Fortunately, we’ve made considerable progress. Our trust in technology working behind-the-scenes goes beyond e-prescriptions, replacing a number of previously manual, time-consuming and inefficient parts of a physician’s job.

It's partly thanks to the nearly 24 billion exchanges of patient clinical and benefit information Surescripts supported among prescribers, pharmacists, payers, and health systems in 2023. This means 2.14 million care providers and organizations trusted technology and advancements in interoperability that connected them to essential patient intelligence for more than 99% of the U.S. population.

This interoperability at scale also enabled clinicians to find and share 1.89 billion clinical documents last year with record locator and exchange technology, bringing clinicians 2.97 billion medication histories at the point of care, simplifying the medication review process and increasing patient safety.

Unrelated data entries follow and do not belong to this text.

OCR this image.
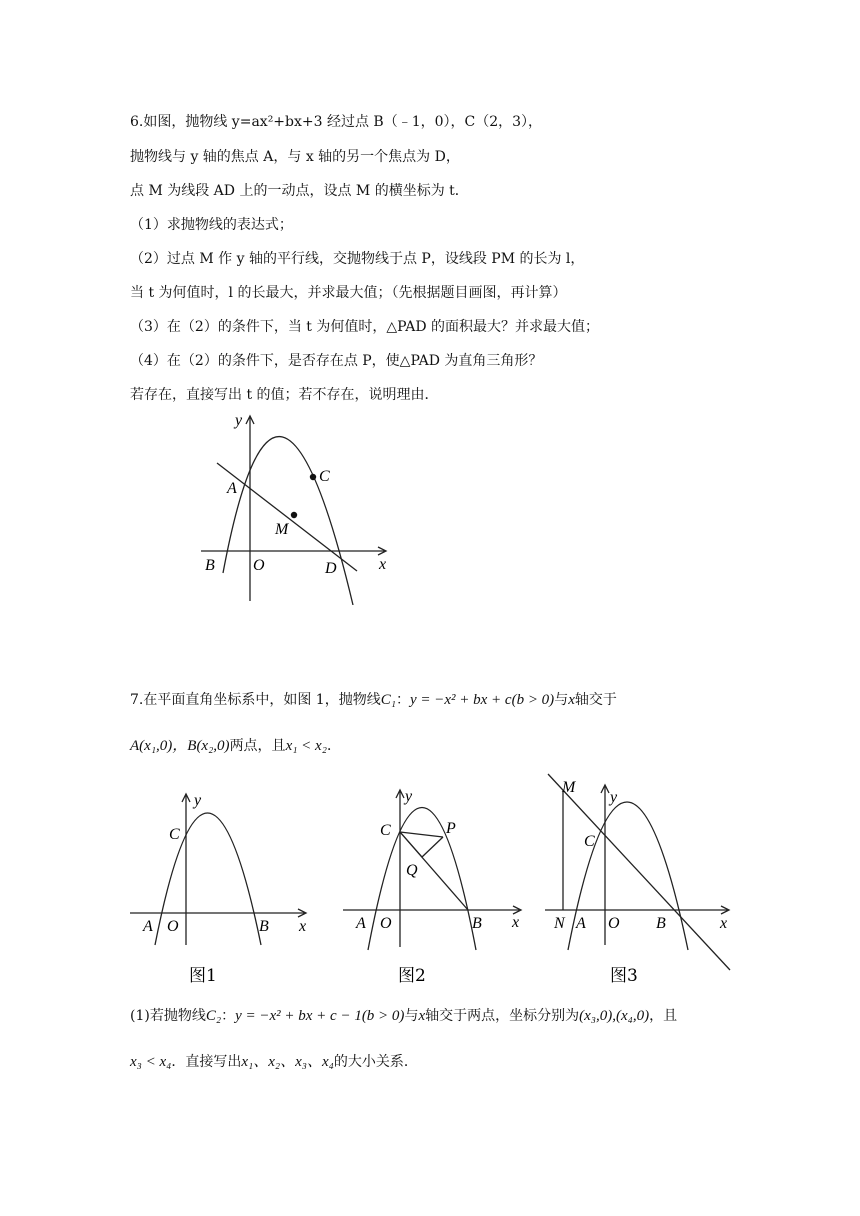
6.如图，抛物线 y=ax²+bx+3 经过点 B（﹣1，0），C（2，3），
抛物线与 y 轴的焦点 A，与 x 轴的另一个焦点为 D，
点 M 为线段 AD 上的一动点，设点 M 的横坐标为 t．
（1）求抛物线的表达式；
（2）过点 M 作 y 轴的平行线，交抛物线于点 P，设线段 PM 的长为 l，
当 t 为何值时，l 的长最大，并求最大值；（先根据题目画图，再计算）
（3）在（2）的条件下，当 t 为何值时，△PAD 的面积最大？并求最大值；
（4）在（2）的条件下，是否存在点 P，使△PAD 为直角三角形？
若存在，直接写出 t 的值；若不存在，说明理由．
y
x
A
C
M
B O	D
7.在平面直角坐标系中，如图 1，抛物线C₁：y = −x² + bx + c(b > 0)与x轴交于
A(x₁,0)，B(x₂,0)两点，且x₁ < x₂．
y
x
C
A O	B
图1
y
x
C	P
Q
A O	B
图2
M
y
x
C
N A O B
图3
(1)若抛物线C₂：y = −x² + bx + c − 1(b > 0)与x轴交于两点，坐标分别为(x₃,0),(x₄,0)，且
x₃ < x₄．直接写出x₁、x₂、x₃、x₄的大小关系．
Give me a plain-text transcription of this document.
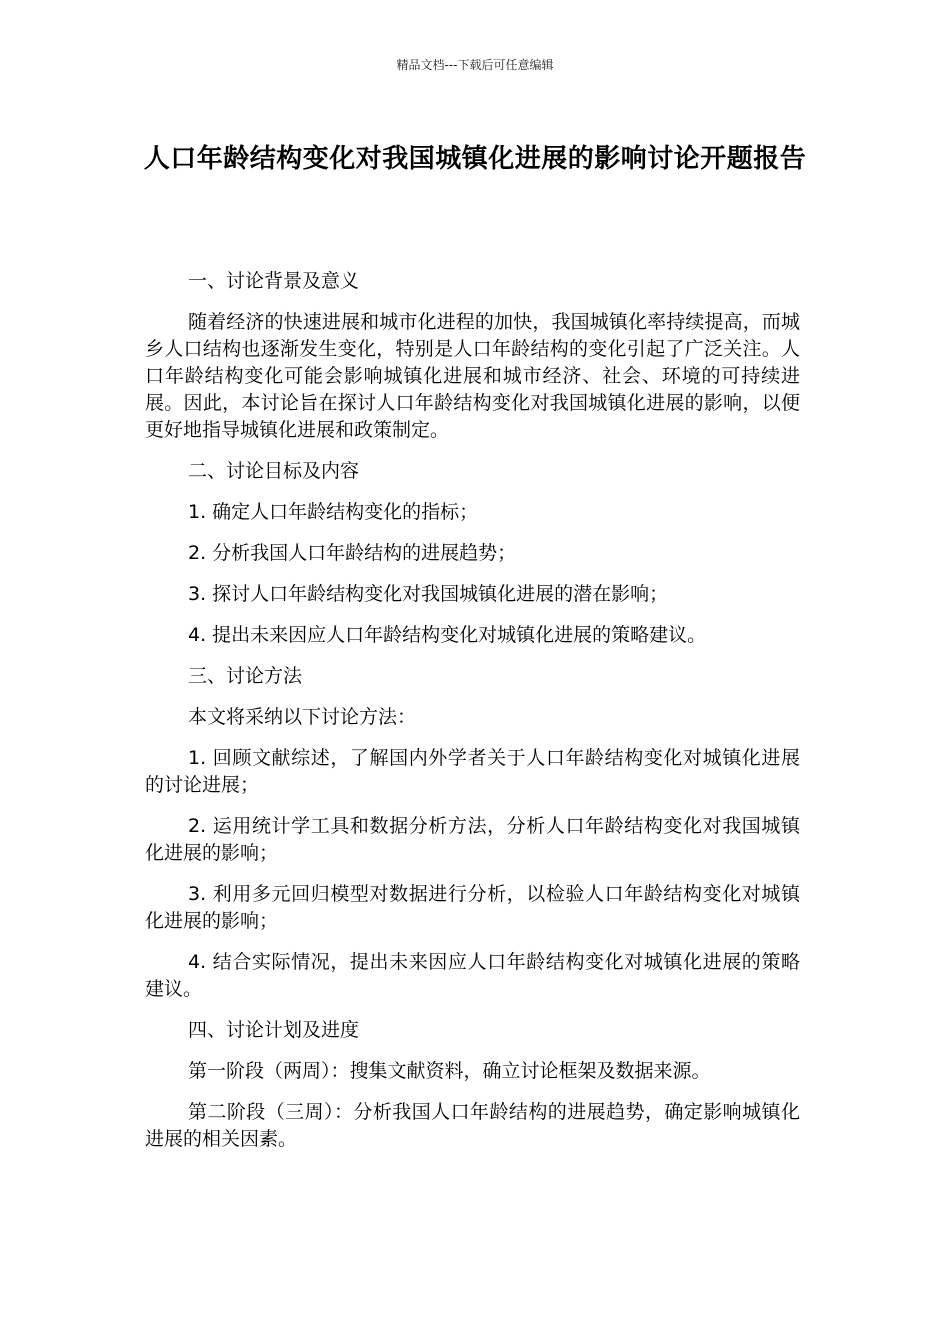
精品文档---下载后可任意编辑
人口年龄结构变化对我国城镇化进展的影响讨论开题报告

一、讨论背景及意义

随着经济的快速进展和城市化进程的加快，我国城镇化率持续提高，而城乡人口结构也逐渐发生变化，特别是人口年龄结构的变化引起了广泛关注。人口年龄结构变化可能会影响城镇化进展和城市经济、社会、环境的可持续进展。因此，本讨论旨在探讨人口年龄结构变化对我国城镇化进展的影响，以便更好地指导城镇化进展和政策制定。

二、讨论目标及内容

1. 确定人口年龄结构变化的指标；

2. 分析我国人口年龄结构的进展趋势；

3. 探讨人口年龄结构变化对我国城镇化进展的潜在影响；

4. 提出未来因应人口年龄结构变化对城镇化进展的策略建议。

三、讨论方法

本文将采纳以下讨论方法：

1. 回顾文献综述，了解国内外学者关于人口年龄结构变化对城镇化进展的讨论进展；

2. 运用统计学工具和数据分析方法，分析人口年龄结构变化对我国城镇化进展的影响；

3. 利用多元回归模型对数据进行分析，以检验人口年龄结构变化对城镇化进展的影响；

4. 结合实际情况，提出未来因应人口年龄结构变化对城镇化进展的策略建议。

四、讨论计划及进度

第一阶段（两周）：搜集文献资料，确立讨论框架及数据来源。

第二阶段（三周）：分析我国人口年龄结构的进展趋势，确定影响城镇化进展的相关因素。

Taking off our rose-colored glasses, we would see that before physicians had technology that could help identify prescription cost-barriers for patients, it's much more likely that patients would never pick up or begin the treatment we prescribed for them. That's the part nostalgia seems to forget.

Improved patient care that leaves nostalgia behind

While we know there is work to be done to make even greater advances in the exchange of clinical information, we shouldn’t lose sight of how advances in health intelligence sharing have allowed us to access a patient’s health record while they are sitting next to us in the exam room.

Nostalgia for the past doesn’t remember waiting for a fax from another office or digging through hundreds of pages of hand-written clinical notes—virtually starting from scratch in each patient visit. But maybe there is a place for nostalgia to help us remember the good parts of serving patients in the past – the parts worth keeping, like the personal relationships between clinicians and their patients, and the access patients had to care.

Technology and interoperability have the potential to restore this kind of health care by reducing administrative tasks that could alleviate clinician burnout and allow for more time connecting with patients about their health. It might also mean making care more accessible to patients, equipping clinicians with the technology they need to work collaboratively and fill gaps in communities facing primary care provider shortages.

We should let these memories inspire us to continue innovating and advancing interoperability so that health care truly is better than we remember it.

Lynne Nowak, M.D., is the first chief data and analytics officer at Surescripts. With nearly 30 years of healthcare experience, Nowak began her career as a physician, focused on helping people live healthier, happier lives. Since then, she has worked to find innovative ways to use data to improve how clinicians care for their patients. At Surescripts, she leads a team that is focused on providing faster access to clinical insights and optimizing the value of data, enhancing patient intelligence sharing that can lead to better informed, safer, and less costly care for patients and those who care for them.